For a proud big sister, it’s discipline she learns from her hockey-playing brothers.
“I think that’s part of being a hockey player; you have to be disciplined, you have to do all the behind-the-scenes things, the preparation that people don’t see… all the hours they put into working out, waking up every morning, eating a great meal and practicing, consistently working at their craft.”
She admires and points to Peyton and the preparation he has put into the World Juniors.

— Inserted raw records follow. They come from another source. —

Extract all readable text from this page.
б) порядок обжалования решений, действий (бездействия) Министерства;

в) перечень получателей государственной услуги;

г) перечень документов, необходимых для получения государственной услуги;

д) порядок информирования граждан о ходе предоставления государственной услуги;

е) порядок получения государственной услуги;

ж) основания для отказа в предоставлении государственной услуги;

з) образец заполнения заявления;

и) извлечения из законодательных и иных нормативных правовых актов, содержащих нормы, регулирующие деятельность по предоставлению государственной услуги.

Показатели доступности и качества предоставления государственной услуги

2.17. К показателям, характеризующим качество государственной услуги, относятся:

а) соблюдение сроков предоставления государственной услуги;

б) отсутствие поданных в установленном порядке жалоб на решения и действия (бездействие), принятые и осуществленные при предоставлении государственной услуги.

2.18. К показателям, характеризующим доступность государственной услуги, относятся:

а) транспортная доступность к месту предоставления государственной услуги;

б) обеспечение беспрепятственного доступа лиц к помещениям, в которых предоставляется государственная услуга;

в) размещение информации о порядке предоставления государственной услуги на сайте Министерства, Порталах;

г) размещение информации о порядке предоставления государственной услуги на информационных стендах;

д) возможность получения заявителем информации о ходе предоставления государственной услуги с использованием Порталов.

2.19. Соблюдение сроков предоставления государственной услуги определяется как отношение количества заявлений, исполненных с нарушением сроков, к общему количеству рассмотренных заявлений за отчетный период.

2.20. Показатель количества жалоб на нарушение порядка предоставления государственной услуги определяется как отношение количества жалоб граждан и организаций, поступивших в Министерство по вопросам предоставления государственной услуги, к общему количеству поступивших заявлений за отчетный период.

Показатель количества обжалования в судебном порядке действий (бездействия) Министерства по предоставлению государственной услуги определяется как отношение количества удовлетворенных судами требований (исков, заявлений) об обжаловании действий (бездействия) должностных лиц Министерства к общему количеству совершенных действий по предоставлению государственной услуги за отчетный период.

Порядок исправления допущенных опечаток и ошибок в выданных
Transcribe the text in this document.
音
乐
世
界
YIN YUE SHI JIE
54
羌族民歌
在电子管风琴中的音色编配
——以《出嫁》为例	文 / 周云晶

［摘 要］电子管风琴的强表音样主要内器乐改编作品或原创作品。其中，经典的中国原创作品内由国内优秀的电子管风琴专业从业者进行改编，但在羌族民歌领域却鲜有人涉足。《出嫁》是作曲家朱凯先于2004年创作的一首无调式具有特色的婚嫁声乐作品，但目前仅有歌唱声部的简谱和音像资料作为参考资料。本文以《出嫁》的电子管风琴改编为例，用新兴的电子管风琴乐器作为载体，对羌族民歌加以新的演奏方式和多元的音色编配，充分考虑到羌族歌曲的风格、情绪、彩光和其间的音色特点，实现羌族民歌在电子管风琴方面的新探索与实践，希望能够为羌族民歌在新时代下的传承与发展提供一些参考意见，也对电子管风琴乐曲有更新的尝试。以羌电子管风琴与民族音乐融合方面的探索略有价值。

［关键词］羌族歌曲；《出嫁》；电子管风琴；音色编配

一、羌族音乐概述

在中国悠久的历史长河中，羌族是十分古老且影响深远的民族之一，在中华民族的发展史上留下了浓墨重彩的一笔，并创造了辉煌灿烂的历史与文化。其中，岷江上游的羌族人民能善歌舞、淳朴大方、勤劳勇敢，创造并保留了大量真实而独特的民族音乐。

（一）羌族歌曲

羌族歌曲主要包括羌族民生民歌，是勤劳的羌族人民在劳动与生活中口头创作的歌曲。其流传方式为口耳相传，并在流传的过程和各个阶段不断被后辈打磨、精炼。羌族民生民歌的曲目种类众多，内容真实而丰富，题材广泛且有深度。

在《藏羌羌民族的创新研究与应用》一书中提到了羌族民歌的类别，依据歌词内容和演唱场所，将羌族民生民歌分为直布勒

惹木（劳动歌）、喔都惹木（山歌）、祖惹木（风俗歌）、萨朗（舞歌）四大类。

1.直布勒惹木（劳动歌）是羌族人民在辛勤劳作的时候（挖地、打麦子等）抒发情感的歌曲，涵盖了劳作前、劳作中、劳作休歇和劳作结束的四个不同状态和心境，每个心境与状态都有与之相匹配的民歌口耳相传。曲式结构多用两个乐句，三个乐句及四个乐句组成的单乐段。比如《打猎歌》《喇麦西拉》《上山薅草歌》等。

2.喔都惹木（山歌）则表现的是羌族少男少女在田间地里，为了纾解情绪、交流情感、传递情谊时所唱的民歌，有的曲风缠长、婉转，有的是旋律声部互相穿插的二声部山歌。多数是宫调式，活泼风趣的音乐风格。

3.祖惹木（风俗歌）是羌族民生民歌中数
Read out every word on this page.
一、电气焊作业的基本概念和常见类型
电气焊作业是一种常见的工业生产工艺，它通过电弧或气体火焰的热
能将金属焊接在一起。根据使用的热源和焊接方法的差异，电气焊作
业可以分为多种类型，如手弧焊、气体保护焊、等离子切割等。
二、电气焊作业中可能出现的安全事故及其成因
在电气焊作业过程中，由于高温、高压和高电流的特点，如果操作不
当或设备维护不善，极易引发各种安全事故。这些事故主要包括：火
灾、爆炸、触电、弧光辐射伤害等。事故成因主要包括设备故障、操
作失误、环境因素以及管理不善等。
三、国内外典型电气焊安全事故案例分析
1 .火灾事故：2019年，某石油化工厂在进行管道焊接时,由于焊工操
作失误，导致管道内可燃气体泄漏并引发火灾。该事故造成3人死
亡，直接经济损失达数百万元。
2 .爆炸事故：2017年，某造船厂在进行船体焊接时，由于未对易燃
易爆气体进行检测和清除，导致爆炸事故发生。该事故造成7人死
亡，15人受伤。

“They are always pushing me to carpe diem, seize the day, do all that you can to prepare for the big moments. For Peyton, all the work that went in will reflect and now he can just enjoy his experience. It’s really cool to see.”
Musical talent and athletic prowess make for a well-rounded household. While Maddison laughs at her athletic ability, Peyton is quick to insist she’s no pushover on the ice. “She can still skate really well,” he says. “Last Christmas she threw on the jets and was wheeling around. She’s got a natural ability, for sure.”
Another listen to ‘Younger Brothers’ reflects the siblings’ special bond and the moments that forged it:
Backyard ice and hockey skates
First snowfall and rosy cheeks
Round and round and round in figure 8s
Then the world slowed down
Nothing else matters now
Thank God for my mother
Thank God for my father
For giving this older sister
While Peyton works towards a gold medal with Team Canada before lacing up for his rookie NHL season with the Vegas Golden Knights, his sister is working to put the finishing touches on her record for release this year.
“Being an older sister is the best,” Maddison says. “I love hanging out with my brothers and I love cheering them on. I really hope by the spring people can start seeing one another again and people can be in the stands and all the things, crossing our fingers.”